Sobre o exemplo do longa dividido em partes para virar uma série, a gente pode ver exemplos frequentes disso na Rede Globo, que já pegou longas da Globo Filmes e dividiu em segmentos para exibição em formato de série. Me parece que pode virar uma tendência cada vez mais comum e levanta questionamentos sobre o que é mesmo uma série e o que é mesmo um filme? Um pode virar o outro? Essa é uma discussão complexa que muitos pesquisadores acadêmicos estão levantando nos estudos de televisão. Dentre eles, destaco Jason Mittell, que tem proposto que a serialidade é um conceito que não pode ser definido exclusivamente pelas características do produto, pois deve-se levar em consideração o contexto social e cultural da recepção daquele produto. Essa percepção é importante quando pensamos que muitos dos romances clássicos brasileiros como A Moreninha ou os livros de Lima Barreto hoje são consumidos enquanto uma obra única, mas à época de sua publicação eram folhetins serializados.

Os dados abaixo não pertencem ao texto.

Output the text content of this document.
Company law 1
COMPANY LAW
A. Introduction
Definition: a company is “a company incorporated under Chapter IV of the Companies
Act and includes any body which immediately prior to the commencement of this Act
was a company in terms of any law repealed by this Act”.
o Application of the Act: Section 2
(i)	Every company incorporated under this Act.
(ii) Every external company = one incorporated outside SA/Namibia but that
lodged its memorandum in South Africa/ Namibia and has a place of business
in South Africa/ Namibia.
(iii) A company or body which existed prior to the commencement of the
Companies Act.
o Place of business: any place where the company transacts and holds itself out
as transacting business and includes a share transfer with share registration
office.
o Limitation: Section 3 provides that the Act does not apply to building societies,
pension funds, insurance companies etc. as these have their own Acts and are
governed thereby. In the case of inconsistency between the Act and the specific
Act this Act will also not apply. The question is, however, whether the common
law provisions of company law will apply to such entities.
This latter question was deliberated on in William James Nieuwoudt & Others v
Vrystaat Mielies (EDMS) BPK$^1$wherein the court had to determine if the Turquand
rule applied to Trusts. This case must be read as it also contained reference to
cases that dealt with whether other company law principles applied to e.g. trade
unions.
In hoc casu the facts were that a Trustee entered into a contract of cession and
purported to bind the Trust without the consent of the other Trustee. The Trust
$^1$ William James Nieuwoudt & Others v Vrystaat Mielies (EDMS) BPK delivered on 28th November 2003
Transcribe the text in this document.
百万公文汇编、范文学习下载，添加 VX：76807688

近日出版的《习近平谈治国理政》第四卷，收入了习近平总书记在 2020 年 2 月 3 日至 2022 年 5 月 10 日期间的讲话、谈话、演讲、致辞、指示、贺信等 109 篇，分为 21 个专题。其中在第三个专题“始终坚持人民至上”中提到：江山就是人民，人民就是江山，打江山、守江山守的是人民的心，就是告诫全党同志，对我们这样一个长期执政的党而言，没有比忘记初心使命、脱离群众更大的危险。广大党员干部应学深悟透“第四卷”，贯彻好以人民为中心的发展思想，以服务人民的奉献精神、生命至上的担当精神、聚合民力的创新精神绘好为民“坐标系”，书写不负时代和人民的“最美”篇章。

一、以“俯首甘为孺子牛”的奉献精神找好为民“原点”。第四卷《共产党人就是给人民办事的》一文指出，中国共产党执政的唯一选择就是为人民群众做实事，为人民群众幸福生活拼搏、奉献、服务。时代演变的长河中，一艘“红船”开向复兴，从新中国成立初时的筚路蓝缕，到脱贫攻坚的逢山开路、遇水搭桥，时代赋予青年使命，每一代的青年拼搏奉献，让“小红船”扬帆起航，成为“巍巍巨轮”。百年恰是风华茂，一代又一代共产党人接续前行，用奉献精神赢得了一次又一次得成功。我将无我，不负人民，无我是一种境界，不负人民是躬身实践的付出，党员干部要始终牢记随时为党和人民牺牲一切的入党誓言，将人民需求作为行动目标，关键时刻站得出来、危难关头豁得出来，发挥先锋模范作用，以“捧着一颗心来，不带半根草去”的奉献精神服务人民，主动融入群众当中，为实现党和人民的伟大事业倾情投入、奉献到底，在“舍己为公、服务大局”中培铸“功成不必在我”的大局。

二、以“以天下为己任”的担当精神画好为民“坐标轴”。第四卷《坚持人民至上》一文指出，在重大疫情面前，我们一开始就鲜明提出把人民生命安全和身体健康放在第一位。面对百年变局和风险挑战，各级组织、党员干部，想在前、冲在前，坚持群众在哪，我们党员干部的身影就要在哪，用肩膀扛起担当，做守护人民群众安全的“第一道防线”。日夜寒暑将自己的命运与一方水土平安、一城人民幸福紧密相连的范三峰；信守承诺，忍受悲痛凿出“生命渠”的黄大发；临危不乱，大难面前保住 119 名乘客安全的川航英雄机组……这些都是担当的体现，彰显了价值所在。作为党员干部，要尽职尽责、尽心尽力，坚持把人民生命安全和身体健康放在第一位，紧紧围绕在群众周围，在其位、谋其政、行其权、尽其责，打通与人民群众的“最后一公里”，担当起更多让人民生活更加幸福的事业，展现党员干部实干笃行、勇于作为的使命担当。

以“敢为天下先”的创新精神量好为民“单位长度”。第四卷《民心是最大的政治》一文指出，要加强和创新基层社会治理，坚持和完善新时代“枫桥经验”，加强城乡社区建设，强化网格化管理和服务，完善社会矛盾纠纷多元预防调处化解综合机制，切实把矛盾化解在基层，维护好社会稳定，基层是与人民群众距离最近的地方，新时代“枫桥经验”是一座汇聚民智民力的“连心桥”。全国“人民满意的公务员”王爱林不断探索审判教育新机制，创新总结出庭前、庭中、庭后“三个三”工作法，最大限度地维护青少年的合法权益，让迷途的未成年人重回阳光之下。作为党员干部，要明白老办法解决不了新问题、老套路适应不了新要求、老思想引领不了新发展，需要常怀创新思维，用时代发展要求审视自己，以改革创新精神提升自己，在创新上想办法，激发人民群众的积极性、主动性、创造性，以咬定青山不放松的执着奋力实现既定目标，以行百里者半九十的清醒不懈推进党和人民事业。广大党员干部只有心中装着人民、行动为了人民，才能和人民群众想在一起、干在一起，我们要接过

Inclusive, deixo duas perguntas para mostrar como a questão é movediça: a partir do momento que Choque de Cultura passa na Globo ele deixa de ser uma websérie? Caso os episódios do programa veiculado na Globo fossem reprises do conteúdo do Youtube, o programa estaria deixando de ser web nesse caso?

Em Salvador, o gênero humor faz bastante sucesso e digo isso a partir do Na Rédea Curta (antigo Frases de Mainha) e também pelos vídeos da +1 Filmes. Essa é uma realidade local? Quais gêneros mais têm sido explorados nessas produções?
Bom, é difícil generalizar qual público consumidor de webséries na Bahia, isso só dados das plataformas poderiam comprovar. Talvez a presença do humor nas webséries baianas se deva ao fato de termos um teatro de comédia com tradição na criação de sketches, como se vê na Companhia Baiana de Patifaria. Contudo, acho que a explicação está mais no fato de que o humor é um dos gêneros mais comuns e consolidados nas webséries brasileiras e internacionais. No caso brasileiro, isso se deve muito ao trabalho pioneiro do Porta dos Fundos. Porta fez escola, inspirou programas como a da Parafernalha, de Felipe Neto, e a própria +1 Filmes segue essa linha de humor de sketches. O Na Rédea Curta partiu do mesmo caminho, mas hoje explora marcas narrativa mais arrojadas, com desenvolvimento das personagens e do seu universo ficcional, o que acaba criando uma identificação forte com o público, que deseja acompanhar as aventuras de Júnior e Mainha. Isso é tão poderoso que o público migrou rapidamente do antigo Frases de Mainha para esse novo formato.

Como a maioria das webséries são hospedadas no YouTube, quem consome tem acesso a outras produções mais facilmente (naqueles vídeos sugeridos) ou não? Como funciona essa distribuição?
O Youtube é a principal plataforma de consumo e circulação de vídeos e dados apontam que a maior parte do consumo se dá via smartphone. Outras plataformas têm entrado na disputa como é o caso do Instagram e o Facebook, que há algum tempo tem incorporado vídeos à rede social, tirando parte da fatia de marcado do Youtube. Esses canais de distribuição usam os dados coletados do consumidor para sugerir vídeos que se relacionam aos últimos assistidos para assim prender a atenção da audiência e fazê-la ficar mais tempo na paltaforma – não necessariamente no mesmo canal. Do ponto de vista do produtor de conteúdo, há uma enorme preocupação em manter a audiência cativa e orientar seus espectadores para vídeos correlatos do mesmo canal, outros episódios, making of, etc. Os criadores monetizam seus canais e programas a partir do número de visualizações nos vídeos, número de inscritos e do tempo que cada consumidor dedicou assistindo o vídeo (vídeos vistos pela metade monetizam menos). Assim, a fidelização é importante e os produtores de maior sucesso sempre aliam oferta de bom conteúdo com estratégias para captar o tempo de atenção da audiência.